In Hindu law, as in nearly every ancient system, wills were formerly unknown, and adoptions took their place. (See INDIAN LAW.) Adoption is not recognized in the laws of England, Scotland or the Netherlands, though there are legal means by which one may be enabled to assume the name and arms and to inherit the property of a stranger. (See NAME.)
In France and Germany, countries which may he said to have embodied the Roman law in their jurisprudence, adoption is regulated according to the principles of Justinian, though with several more or less important modifications, rendered necessary by the usages of these countries respectively. Under French law the rights of adoption can be exercised only by those who are over fifty years of age, and who, at the time of adoption, have neither children nor legitimate descendants. They must also be fifteen years older than the person adopted.

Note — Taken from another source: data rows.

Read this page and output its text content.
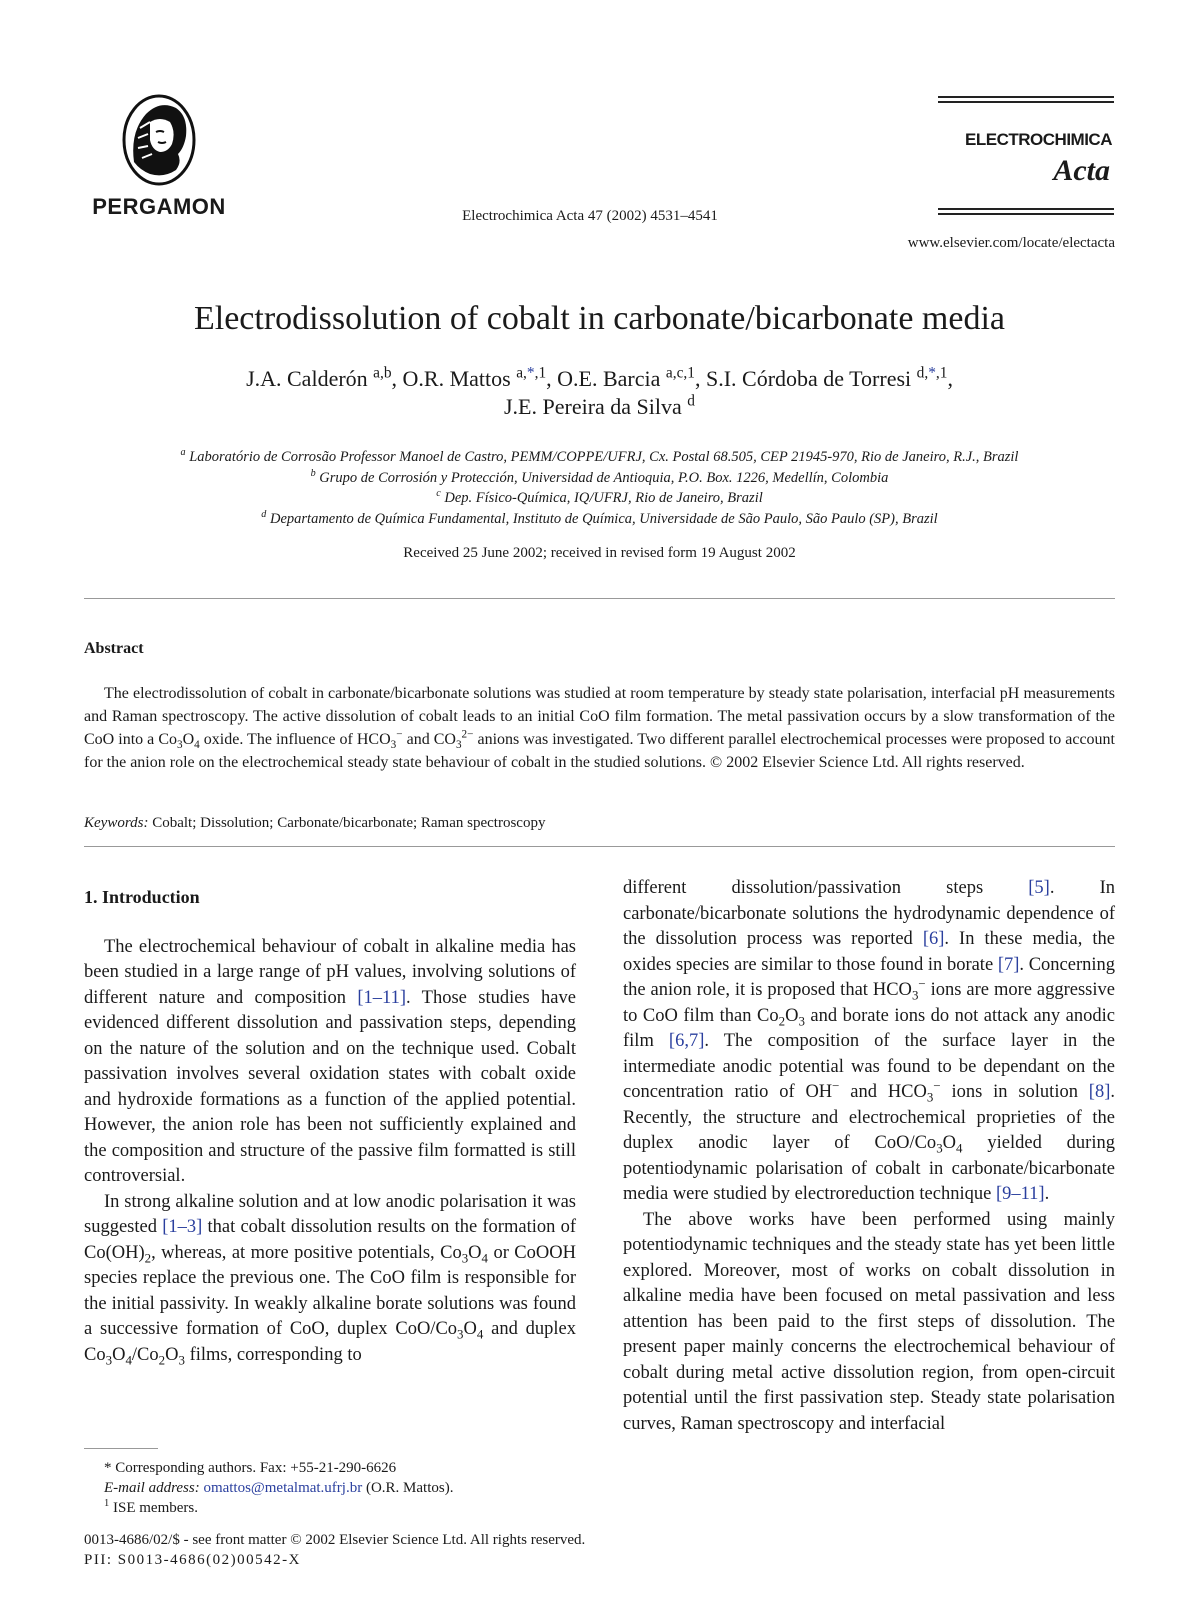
PERGAMON	Electrochimica Acta 47 (2002) 4531–4541
ELECTROCHIMICA
Acta
www.elsevier.com/locate/electacta
Electrodissolution of cobalt in carbonate/bicarbonate media
J.A. Calderón $^{a,b}$, O.R. Mattos $^{a,*,1}$, O.E. Barcia $^{a,c,1}$, S.I. Córdoba de Torresi $^{d,*,1}$,
J.E. Pereira da Silva $^d$
$^a$ Laboratório de Corrosão Professor Manoel de Castro, PEMM/COPPE/UFRJ, Cx. Postal 68.505, CEP 21945-970, Rio de Janeiro, R.J., Brazil
$^b$ Grupo de Corrosión y Protección, Universidad de Antioquia, P.O. Box. 1226, Medellín, Colombia
$^c$ Dep. Físico-Química, IQ/UFRJ, Rio de Janeiro, Brazil
$^d$ Departamento de Química Fundamental, Instituto de Química, Universidade de São Paulo, São Paulo (SP), Brazil
Received 25 June 2002; received in revised form 19 August 2002
Abstract
The electrodissolution of cobalt in carbonate/bicarbonate solutions was studied at room temperature by steady state polarisation, interfacial pH measurements and Raman spectroscopy. The active dissolution of cobalt leads to an initial CoO film formation. The metal passivation occurs by a slow transformation of the CoO into a $Co_3O_4$ oxide. The influence of $HCO_3^-$ and $CO_3^{2-}$ anions was investigated. Two different parallel electrochemical processes were proposed to account for the anion role on the electrochemical steady state behaviour of cobalt in the studied solutions. © 2002 Elsevier Science Ltd. All rights reserved.
Keywords: Cobalt; Dissolution; Carbonate/bicarbonate; Raman spectroscopy

1. Introduction

The electrochemical behaviour of cobalt in alkaline media has been studied in a large range of pH values, involving solutions of different nature and composition [1–11]. Those studies have evidenced different dissolution and passivation steps, depending on the nature of the solution and on the technique used. Cobalt passivation involves several oxidation states with cobalt oxide and hydroxide formations as a function of the applied potential. However, the anion role has been not sufficiently explained and the composition and structure of the passive film formatted is still controversial.

In strong alkaline solution and at low anodic polarisation it was suggested [1–3] that cobalt dissolution results on the formation of $Co(OH)_2$, whereas, at more positive potentials, $Co_3O_4$ or CoOOH species replace the previous one. The CoO film is responsible for the initial passivity. In weakly alkaline borate solutions was found a successive formation of CoO, duplex CoO/$Co_3O_4$ and duplex $Co_3O_4/Co_2O_3$ films, corresponding to

different dissolution/passivation steps [5]. In carbonate/bicarbonate solutions the hydrodynamic dependence of the dissolution process was reported [6]. In these media, the oxides species are similar to those found in borate [7]. Concerning the anion role, it is proposed that $HCO_3^-$ ions are more aggressive to CoO film than $Co_2O_3$ and borate ions do not attack any anodic film [6,7]. The composition of the surface layer in the intermediate anodic potential was found to be dependant on the concentration ratio of OH− and $HCO_3^-$ ions in solution [8]. Recently, the structure and electrochemical proprieties of the duplex anodic layer of CoO/$Co_3O_4$ yielded during potentiodynamic polarisation of cobalt in carbonate/bicarbonate media were studied by electroreduction technique [9–11].

The above works have been performed using mainly potentiodynamic techniques and the steady state has yet been little explored. Moreover, most of works on cobalt dissolution in alkaline media have been focused on metal passivation and less attention has been paid to the first steps of dissolution. The present paper mainly concerns the electrochemical behaviour of cobalt during metal active dissolution region, from open-circuit potential until the first passivation step. Steady state polarisation curves, Raman spectroscopy and interfacial

* Corresponding authors. Fax: +55-21-290-6626
E-mail address: omattos@metalmat.ufrj.br (O.R. Mattos).
$^1$ ISE members.
0013-4686/02/$ - see front matter © 2002 Elsevier Science Ltd. All rights reserved.
PII: S0013-4686(02)00542-X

In German law the person adopting must either be fifty years of age, or at least eighteen years older than the adopted, unless a special dispensation is obtained. If the person adopted is a legitimate child, the consent of his parents must be obtained; if illegitimate, the consent of the mother. Both in Germany and France the adopted child remains a member of his original family, and acquires no rights in the family of the adopter other than that of succession to the person adopting.
In the United States adoption is regulated by the statutes of the several states. Adoption of minors is permitted by statute in many of the states. These statutes generally require some public notice to be given of the intention to adopt, and an order of approval after a hearing before some public authority. The consequence commonly is that the person adopted becomes, in the eyes of the law, the child of the person adopting, for all purposes. Such an adoption, if consummated according to the law of the domicile, is equally effectual in any other state into which the parties may remove. The relative status thus newly acquired is ubiquitous. (See Whitmore, Laws of Adoption; Ross v. Ross, 129 Massachusetts Reports, 243.) The part played by the legal fiction of adoption in the constitution of primitive society and the civilization of the race is so important, that Sir Henry S. Maine, in his Ancient Law, expresses the opinion that, had it never existed, the primitive groups of mankind could not have coalesced except on terms of absolute superiority on the one side and absolute subjection on the other. With the institution of adoption, however, one people might feign itself as descended from the same stock as the people to whose sacra gentilicia it was admitted; and amicable relations were thus established between stocks which, but for this expedient, must have submitted to the arbitrament of the sword with all its consequences.